4.4L’État partie fait valoir également que les rapports médicaux produits par le requérant confirment simplement l’existence d’anciennes blessures, sans apporter la preuve de leur origine. L’État partie émet également des doutes sur le rapport des psychiatres diagnostiquant des troubles post‑traumatiques dont il n’avait jamais été question avant 1999. Il conclut que, même si ces rapports corroboraient l’allégation de tortures subies dans le passé, il ne s’agit pas d’un passé récent, alors que la question décisive est de savoir si le risque de torture persiste. Se référant à la jurisprudence du Comitéf, l’État partie fait valoir que, même si des tortures subies dans le passé constituent un élément à prendre en considération quand une plainte pour violation de l’article 3 est examinée, le Comité doit déterminer si le requérant risque d’être torturé actuellement s’il est renvoyé dans son pays d’origine.

4.5En se fondant sur plusieurs rapports consacrés à la situation des droits de l’homme en Inde et en particulier au Pendjab, l’État partie affirme qu’au Pendjab il n’y a pas d’ensemble de violations systématiques des droits de l’homme, graves, flagrantes ou massives et que la situation dans cette province s’est améliorée au cours des quelques dernières années, comme le montre la réduction notable des actions armées sikhs ainsi que des opérations policières contre les Sikhs. L’État partie doute que le requérant ait jamais été personnellement la cible de répression policière et pense que la détention dont il aurait été l’objet s’inscrivait dans le cadre des pratiques passées de la police du Pendjab consistant à procéder à de fausses arrestations pour obtenir des pots‑de‑vin. L’État partie fait valoir en outre qu’il n’y a plus aujourd’hui que les militants sikhs connus qui risquent d’être maltraités; or le requérant n’a jamais été membre d’un parti politique ou d’un mouvement social quel qu’il soitg. Étant donné que le Comité a même déclaré non fondée une plainte pour violation de l’article 3 déposée par un militant sikh de grande notoriété, impliqué dans le détournement d’un avion de la compagnie Indian Airlines en 1981h, l’État partie estime que, dans les circonstances particulières de l’affaire, la torture ne peut pas être considérée comme une conséquence prévisible et nécessaire du renvoi du requérant en Inde.
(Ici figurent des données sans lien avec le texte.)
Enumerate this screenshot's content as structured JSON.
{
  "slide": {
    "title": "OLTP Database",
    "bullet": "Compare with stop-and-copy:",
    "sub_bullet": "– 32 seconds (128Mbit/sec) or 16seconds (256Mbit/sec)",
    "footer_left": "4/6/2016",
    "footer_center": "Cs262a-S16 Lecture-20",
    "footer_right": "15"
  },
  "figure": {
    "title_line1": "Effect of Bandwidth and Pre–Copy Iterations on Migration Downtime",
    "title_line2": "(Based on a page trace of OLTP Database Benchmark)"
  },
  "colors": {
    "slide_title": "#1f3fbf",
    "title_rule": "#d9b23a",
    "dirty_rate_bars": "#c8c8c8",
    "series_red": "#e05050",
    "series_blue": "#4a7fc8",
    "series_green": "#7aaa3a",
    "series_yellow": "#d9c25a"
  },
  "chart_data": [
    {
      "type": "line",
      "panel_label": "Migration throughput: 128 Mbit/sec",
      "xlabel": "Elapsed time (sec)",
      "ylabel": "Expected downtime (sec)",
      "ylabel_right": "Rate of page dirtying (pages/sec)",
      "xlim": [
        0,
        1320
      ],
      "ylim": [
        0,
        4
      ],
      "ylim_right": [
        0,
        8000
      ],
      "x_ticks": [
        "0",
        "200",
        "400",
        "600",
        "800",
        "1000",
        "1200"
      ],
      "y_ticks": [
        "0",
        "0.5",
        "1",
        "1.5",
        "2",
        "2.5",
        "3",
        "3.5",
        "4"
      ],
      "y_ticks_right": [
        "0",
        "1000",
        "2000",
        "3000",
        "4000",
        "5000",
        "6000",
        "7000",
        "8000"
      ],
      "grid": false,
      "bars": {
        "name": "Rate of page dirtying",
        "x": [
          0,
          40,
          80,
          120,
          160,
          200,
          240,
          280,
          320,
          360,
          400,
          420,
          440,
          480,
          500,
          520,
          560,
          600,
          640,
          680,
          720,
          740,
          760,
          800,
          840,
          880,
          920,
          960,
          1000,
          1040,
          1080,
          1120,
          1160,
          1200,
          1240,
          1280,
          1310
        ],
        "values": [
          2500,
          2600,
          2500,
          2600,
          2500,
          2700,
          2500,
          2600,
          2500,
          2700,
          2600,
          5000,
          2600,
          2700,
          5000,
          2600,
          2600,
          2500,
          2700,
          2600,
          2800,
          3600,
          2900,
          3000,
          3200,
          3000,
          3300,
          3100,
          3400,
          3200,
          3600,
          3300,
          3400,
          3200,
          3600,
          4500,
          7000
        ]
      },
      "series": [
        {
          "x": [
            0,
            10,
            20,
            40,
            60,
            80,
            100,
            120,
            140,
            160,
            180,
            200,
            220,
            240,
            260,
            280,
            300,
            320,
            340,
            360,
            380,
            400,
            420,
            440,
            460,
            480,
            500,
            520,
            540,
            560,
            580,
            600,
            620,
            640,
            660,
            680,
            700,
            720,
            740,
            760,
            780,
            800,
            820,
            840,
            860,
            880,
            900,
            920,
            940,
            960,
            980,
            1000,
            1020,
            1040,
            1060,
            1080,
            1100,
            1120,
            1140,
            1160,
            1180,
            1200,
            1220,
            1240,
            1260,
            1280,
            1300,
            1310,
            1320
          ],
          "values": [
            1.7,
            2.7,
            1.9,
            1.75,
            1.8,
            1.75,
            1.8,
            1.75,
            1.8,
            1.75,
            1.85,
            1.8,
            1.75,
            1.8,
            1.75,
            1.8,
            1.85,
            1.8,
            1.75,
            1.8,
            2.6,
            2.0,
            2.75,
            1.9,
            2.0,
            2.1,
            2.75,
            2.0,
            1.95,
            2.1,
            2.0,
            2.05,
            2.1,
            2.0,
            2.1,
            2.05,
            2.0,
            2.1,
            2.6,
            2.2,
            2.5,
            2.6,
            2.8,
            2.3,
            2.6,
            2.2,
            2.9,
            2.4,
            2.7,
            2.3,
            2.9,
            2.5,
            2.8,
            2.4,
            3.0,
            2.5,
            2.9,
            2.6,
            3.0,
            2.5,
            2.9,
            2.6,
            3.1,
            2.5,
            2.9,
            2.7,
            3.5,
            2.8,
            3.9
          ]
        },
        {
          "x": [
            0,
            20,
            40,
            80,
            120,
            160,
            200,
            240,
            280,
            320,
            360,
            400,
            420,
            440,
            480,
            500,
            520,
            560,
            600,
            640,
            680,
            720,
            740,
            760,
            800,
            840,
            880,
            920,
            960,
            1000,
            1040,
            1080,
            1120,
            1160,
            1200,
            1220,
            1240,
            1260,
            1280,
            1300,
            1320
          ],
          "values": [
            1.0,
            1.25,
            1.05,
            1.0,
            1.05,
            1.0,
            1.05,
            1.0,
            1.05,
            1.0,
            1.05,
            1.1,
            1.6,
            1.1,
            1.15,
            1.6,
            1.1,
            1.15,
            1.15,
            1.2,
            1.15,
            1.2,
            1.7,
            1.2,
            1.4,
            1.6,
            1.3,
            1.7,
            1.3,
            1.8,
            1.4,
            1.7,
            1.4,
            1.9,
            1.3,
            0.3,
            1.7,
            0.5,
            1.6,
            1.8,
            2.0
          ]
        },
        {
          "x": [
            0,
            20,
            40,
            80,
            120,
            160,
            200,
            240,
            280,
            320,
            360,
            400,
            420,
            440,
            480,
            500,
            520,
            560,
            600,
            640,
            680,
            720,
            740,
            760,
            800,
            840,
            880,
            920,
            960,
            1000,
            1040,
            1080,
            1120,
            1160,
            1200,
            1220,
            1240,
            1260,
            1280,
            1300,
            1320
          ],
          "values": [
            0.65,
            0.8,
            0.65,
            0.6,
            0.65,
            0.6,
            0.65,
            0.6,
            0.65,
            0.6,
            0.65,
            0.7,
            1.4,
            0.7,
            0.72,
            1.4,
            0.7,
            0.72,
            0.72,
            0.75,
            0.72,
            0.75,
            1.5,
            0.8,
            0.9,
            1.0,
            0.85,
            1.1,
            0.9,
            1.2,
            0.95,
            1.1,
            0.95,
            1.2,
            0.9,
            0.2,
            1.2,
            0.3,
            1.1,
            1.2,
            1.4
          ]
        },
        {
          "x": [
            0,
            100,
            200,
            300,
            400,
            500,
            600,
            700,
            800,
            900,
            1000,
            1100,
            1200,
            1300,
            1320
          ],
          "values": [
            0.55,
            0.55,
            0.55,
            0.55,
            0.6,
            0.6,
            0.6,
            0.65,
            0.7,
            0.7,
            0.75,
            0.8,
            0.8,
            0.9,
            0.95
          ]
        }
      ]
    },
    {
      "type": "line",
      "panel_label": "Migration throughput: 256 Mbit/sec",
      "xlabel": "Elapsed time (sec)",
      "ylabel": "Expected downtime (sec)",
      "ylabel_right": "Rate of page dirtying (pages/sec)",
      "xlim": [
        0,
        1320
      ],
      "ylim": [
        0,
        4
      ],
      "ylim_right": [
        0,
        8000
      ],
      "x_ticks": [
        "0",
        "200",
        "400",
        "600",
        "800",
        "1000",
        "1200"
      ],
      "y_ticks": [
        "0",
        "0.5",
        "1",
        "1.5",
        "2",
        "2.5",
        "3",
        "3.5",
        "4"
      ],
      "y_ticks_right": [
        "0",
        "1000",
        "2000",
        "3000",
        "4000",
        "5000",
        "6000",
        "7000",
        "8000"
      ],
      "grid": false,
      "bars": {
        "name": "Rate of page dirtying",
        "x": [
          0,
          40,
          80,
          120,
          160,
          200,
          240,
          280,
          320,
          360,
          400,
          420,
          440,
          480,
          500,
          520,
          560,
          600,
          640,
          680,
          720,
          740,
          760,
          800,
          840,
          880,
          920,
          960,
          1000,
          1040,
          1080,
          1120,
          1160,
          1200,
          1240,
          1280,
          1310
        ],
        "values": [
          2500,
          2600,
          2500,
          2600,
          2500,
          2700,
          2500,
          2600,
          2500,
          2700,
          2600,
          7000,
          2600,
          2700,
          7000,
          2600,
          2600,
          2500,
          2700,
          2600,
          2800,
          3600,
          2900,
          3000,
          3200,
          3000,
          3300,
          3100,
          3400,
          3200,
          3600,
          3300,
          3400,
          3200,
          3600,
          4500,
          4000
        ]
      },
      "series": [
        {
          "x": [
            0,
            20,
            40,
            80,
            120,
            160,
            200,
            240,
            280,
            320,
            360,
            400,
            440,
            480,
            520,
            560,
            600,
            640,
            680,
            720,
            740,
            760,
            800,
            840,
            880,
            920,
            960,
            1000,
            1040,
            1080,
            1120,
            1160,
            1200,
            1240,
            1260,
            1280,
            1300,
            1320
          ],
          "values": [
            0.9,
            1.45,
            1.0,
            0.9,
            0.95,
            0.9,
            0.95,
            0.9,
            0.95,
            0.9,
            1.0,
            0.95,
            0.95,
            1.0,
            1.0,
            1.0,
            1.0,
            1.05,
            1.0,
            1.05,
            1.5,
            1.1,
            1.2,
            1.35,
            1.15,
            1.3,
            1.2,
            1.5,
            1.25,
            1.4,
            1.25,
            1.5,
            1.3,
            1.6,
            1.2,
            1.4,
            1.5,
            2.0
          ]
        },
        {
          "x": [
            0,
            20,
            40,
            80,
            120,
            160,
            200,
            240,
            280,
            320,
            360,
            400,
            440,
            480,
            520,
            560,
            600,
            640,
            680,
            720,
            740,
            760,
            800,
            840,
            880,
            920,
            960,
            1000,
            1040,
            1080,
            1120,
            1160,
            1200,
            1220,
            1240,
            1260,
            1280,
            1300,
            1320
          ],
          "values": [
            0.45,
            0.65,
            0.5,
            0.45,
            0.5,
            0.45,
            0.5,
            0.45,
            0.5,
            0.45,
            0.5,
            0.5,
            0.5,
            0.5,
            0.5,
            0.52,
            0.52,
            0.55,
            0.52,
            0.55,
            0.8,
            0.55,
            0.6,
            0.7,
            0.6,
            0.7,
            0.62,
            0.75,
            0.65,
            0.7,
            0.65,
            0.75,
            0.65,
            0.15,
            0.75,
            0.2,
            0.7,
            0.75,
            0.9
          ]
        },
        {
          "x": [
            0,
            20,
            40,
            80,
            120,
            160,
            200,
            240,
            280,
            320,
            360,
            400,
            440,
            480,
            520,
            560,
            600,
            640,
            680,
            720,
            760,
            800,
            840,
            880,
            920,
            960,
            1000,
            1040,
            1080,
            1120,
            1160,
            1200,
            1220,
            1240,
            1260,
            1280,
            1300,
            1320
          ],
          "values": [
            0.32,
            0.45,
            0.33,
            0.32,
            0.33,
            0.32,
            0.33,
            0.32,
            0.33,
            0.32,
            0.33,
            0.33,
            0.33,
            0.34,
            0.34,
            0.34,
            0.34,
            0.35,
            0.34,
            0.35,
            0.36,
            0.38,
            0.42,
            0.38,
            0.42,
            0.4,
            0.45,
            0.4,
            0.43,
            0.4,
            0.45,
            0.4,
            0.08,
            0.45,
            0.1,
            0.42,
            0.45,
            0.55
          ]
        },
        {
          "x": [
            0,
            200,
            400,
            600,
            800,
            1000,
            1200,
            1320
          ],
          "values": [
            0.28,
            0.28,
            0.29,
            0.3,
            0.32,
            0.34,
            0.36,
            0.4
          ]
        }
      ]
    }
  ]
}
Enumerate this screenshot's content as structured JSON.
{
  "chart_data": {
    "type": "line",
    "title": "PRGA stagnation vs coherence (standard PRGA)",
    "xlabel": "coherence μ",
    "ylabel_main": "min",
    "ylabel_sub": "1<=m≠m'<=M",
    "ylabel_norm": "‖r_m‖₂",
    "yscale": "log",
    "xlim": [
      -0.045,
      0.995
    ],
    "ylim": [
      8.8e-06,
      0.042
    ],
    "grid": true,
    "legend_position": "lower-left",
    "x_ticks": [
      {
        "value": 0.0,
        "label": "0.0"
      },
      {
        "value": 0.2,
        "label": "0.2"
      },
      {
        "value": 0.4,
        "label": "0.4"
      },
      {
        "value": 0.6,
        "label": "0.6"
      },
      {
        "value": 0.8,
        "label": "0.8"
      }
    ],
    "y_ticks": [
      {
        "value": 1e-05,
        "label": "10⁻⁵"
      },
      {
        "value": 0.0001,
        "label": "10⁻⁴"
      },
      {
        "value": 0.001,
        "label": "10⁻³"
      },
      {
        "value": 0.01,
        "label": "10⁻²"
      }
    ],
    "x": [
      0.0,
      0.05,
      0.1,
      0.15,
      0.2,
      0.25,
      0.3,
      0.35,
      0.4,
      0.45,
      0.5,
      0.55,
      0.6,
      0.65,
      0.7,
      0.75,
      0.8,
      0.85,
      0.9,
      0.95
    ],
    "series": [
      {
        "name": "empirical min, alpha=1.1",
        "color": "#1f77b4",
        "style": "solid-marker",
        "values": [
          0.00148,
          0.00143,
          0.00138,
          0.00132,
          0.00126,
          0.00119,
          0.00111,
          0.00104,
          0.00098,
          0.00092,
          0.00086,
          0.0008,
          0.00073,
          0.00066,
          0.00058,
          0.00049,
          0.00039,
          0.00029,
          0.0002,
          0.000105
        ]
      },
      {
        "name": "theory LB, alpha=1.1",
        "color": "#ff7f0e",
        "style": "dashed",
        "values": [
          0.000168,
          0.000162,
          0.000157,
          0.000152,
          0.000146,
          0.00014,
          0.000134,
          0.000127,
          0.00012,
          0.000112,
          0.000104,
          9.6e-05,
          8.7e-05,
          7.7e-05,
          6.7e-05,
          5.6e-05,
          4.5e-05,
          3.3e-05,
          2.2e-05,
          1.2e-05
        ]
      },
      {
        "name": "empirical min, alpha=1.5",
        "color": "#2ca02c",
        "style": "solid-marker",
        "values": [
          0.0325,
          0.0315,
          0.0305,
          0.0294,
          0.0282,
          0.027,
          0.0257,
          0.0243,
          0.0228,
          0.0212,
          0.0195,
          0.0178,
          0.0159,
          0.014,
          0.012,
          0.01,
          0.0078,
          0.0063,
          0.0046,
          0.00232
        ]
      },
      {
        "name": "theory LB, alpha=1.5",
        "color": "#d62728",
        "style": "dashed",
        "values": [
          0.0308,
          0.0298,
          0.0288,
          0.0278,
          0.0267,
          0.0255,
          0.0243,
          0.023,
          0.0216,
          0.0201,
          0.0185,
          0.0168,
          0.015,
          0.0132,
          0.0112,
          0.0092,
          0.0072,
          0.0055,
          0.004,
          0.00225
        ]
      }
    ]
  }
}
4.6En ce qui concerne l’allégation de violation de l’article 16 de la Convention, l’État partie fait valoir que cette disposition ne s’applique pas à la situation du requérant parce qu’il ressort des travaux préparatoires de la Convention que les questions liées à l’expulsion sont couvertes de façon exhaustive par l’article 3. L’État partie ajoute, en reprenant une décision du Comité, que «l’aggravation de l’état de santé de l’auteur qui pourrait résulter de son expulsion ne constituerait pas un traitement cruel, inhumain ou dégradant attribuable à l’État partie»i. Étant donné que, de l’avis de l’État partie, l’incapacité d’un État de prodiguer les meilleurs soins médicaux possibles ne constitue pas un traitement cruel, inhumain ou dégradant, le renvoi du requérant en Inde ne peut pas constituer non plus un tel traitement, même si sa plainte concernant l’insuffisance des traitements médicaux assurés en Inde était étayée.

4.7Si toutefois la plainte était déclarée recevable, l’État partie demande au Comité de la rejeter sur le fond pour les motifs exposés plus haut.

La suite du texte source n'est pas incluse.